The primary target for cooldown policies are packages your Cloudsmith workspace has not cached yet. These are packages the platform would normally proxy directly from a public upstream like PyPI or the npm registry. Cloudsmith does not download or cache these packages while they're inside the cooldown window, so they're absent from the index from the start.

When the package manager receives a request for a newly published package it resolves to the next index-compliant version without retries or build failures. In this case the cooldown policy is completely invisible to developers.

Friction only surfaces when no compliant version exists. For example, when a lockfile or exact version pin targets a package still inside the cooldown window. In that case, the build receives a 404 Not Found or a customizable 403 Forbidden response. Rather than leaving developers with an error to debug, Cloudsmith returns an enhanced message that includes policy name, a customizable description, and a policy ID. You control what that message says – who to contact, a link to your exemption process, or an internal runbook. The right information to move forward reaches the developer, in their terminal or build log, without any client-side configuration.

Cloudsmith determines a package's age from upstream metadata: the time field for npm packages and the upload-time field for Python packages. If that metadata isn't populated by the package maintainer, the policy fails open, which means that Cloudsmith does not hide the package from the index. This is worth accounting for when you're evaluating policy coverage: Cloudsmith won’t block packages with missing age metadata.

How to write cooldown policies

No two organizations have the same requirements. Policy-as-code, written in Rego, gives companies the flexibility to tailor policies to their specific needs and to exercise greater control over their development pipelines.

Documentation with step-by-step instructions for creating cooldown policies is here. Users have two options to create and manage cooldown policies. One is through the Cloudsmith web app, which exposes all the configurable fields and handles the Rego scaffolding for you. The other is through the Cloudsmith API, which allows you to manage policy configuration programmatically or through infrastructure-as-code.

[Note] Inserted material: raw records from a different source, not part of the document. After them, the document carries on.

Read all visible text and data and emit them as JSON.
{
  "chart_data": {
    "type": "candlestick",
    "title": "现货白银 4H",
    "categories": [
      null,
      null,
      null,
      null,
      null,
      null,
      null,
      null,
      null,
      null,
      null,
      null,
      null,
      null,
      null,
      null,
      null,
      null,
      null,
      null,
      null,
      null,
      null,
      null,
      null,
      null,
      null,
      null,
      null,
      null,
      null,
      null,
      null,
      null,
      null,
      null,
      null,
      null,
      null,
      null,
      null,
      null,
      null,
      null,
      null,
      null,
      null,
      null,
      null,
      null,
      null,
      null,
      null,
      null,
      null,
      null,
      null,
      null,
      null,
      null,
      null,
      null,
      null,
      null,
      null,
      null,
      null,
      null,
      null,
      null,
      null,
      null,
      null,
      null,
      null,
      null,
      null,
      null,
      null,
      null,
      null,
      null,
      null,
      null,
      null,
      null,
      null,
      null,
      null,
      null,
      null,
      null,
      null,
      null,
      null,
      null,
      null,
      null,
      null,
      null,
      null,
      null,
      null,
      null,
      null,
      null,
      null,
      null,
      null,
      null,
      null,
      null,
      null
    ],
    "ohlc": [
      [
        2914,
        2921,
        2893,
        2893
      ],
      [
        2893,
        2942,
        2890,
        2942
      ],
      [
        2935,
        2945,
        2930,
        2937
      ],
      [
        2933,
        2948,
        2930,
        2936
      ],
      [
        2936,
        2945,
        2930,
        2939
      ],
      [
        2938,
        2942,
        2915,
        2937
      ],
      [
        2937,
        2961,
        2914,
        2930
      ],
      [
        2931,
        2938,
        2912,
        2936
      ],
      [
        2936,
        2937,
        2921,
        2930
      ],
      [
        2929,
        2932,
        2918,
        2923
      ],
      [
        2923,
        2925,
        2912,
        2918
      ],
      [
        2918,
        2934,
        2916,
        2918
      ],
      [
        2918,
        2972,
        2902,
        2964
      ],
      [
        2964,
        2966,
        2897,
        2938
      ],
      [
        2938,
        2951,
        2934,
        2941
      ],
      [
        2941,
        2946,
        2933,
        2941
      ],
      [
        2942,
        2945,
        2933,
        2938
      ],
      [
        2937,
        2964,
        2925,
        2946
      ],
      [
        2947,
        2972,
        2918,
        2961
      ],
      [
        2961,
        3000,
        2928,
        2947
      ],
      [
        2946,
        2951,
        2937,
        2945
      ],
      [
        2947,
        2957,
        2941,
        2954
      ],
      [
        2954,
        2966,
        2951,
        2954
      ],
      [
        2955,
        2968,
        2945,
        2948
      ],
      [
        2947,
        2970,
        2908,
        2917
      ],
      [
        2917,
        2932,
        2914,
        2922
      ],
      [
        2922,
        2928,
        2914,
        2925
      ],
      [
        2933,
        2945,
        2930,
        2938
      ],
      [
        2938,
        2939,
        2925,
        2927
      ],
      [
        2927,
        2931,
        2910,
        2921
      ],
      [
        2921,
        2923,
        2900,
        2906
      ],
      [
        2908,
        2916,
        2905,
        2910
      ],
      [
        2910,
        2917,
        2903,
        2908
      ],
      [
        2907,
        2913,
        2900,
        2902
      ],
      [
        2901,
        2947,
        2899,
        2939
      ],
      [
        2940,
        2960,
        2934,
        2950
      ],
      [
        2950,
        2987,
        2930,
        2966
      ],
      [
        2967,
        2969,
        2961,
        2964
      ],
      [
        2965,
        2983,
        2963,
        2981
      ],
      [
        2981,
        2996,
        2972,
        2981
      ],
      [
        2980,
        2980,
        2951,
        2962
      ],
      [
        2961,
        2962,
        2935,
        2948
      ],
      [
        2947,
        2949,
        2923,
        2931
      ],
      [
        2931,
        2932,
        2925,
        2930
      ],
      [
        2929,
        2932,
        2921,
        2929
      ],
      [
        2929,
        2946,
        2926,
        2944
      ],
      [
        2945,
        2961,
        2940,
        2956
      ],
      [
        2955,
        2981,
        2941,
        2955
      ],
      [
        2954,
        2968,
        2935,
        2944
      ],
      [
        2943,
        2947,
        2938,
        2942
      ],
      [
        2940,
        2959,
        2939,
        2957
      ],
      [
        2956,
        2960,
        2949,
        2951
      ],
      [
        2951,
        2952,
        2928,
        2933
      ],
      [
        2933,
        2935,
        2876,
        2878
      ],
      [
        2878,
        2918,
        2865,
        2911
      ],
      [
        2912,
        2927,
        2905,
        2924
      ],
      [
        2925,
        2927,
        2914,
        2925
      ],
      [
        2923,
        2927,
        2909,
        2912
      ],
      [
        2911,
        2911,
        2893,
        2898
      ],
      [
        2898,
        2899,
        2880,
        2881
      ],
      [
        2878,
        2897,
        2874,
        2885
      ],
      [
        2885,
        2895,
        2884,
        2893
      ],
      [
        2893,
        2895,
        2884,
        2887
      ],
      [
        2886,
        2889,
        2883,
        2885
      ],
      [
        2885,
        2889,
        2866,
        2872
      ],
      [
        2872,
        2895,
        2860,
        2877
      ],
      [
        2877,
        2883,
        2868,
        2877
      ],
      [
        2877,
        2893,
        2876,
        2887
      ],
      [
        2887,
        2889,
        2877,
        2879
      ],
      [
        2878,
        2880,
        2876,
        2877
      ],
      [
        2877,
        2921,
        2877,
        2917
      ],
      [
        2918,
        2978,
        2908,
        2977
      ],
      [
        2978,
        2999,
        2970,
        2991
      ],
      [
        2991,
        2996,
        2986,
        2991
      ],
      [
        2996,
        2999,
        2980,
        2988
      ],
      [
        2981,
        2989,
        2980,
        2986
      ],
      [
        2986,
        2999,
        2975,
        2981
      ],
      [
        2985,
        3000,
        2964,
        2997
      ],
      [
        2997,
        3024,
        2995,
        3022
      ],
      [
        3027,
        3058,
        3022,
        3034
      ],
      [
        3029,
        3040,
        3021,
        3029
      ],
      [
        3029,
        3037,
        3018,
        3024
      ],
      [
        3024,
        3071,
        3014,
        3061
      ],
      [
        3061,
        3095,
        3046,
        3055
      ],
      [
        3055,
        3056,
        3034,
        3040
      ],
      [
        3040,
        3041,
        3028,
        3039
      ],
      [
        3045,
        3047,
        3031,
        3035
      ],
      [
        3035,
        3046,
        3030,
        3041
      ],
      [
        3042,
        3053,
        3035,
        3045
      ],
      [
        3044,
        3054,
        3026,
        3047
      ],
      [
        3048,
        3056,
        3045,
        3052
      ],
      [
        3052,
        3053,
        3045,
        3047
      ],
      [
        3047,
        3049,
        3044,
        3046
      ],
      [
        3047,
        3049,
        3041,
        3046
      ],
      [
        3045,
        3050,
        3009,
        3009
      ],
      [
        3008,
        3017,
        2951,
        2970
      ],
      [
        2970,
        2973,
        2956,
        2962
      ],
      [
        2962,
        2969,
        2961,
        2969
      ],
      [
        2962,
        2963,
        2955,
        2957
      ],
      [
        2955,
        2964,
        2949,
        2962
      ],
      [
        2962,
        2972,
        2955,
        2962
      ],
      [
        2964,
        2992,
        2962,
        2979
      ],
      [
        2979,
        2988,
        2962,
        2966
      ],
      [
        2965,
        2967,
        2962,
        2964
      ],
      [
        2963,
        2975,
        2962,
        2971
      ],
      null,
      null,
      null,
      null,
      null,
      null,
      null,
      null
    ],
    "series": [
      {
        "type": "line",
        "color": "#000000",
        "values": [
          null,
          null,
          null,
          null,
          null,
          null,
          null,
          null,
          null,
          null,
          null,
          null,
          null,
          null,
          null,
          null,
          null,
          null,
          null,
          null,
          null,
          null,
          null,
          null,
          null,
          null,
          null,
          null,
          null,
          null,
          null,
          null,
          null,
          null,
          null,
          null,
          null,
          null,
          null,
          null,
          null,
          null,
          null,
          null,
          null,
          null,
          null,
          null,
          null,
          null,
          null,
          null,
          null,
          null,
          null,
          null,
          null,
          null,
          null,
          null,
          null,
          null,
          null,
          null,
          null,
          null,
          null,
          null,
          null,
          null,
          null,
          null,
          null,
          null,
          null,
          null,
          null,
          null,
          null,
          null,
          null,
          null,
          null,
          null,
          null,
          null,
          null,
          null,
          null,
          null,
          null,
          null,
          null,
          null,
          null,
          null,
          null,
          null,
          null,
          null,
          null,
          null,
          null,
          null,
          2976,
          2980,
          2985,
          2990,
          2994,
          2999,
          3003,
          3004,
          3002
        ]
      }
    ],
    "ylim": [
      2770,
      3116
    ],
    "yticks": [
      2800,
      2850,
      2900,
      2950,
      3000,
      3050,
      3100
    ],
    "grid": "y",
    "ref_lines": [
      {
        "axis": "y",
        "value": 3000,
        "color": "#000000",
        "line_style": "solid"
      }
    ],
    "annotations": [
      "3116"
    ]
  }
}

Cooldown policies have two fixed structural constraints that users cannot change: the policy always runs at precedence 0 and is always terminal, which means the platform evaluates it first and, if a match occurs, no additional policies run for that package.

The key variables in the default template are within_past_days, supported_formats, included_repositories, and excluded_repositories. For example, setting within_past_days to 7 hides any npm or Python package published within the last week from the index. By default the cooldown policy applies across all repositories in the workspace, but you can scope policies to include or exclude specific repos as well.

The include_local_packages flag controls whether the policy applies to packages uploaded directly to Cloudsmith rather than proxied from a public upstream. The default for this flag is true. Most teams will want to evaluate this explicitly because packages your team publishes internally carry a different trust model from packages arriving from public Python or npm registries.

Getting started with cooldown policies

Supply chain attacks don't announce themselves. The window between when a malicious package is published and when it's identified is exactly where modern development pipelines are most exposed, and closing that window requires enforcement that works with your build process.

Cloudsmith's cooldown policies are built on our policy-as-code engine, which means the same infrastructure that enforces minimum package age requirements also powers malicious package blocks, allowlists, high-risk vulnerability blocks, license compliance, and more. You can scope policies to specific repositories, formats, and packages – giving teams the precision to enforce exactly what they need without creating blanket restrictions that slow teams down.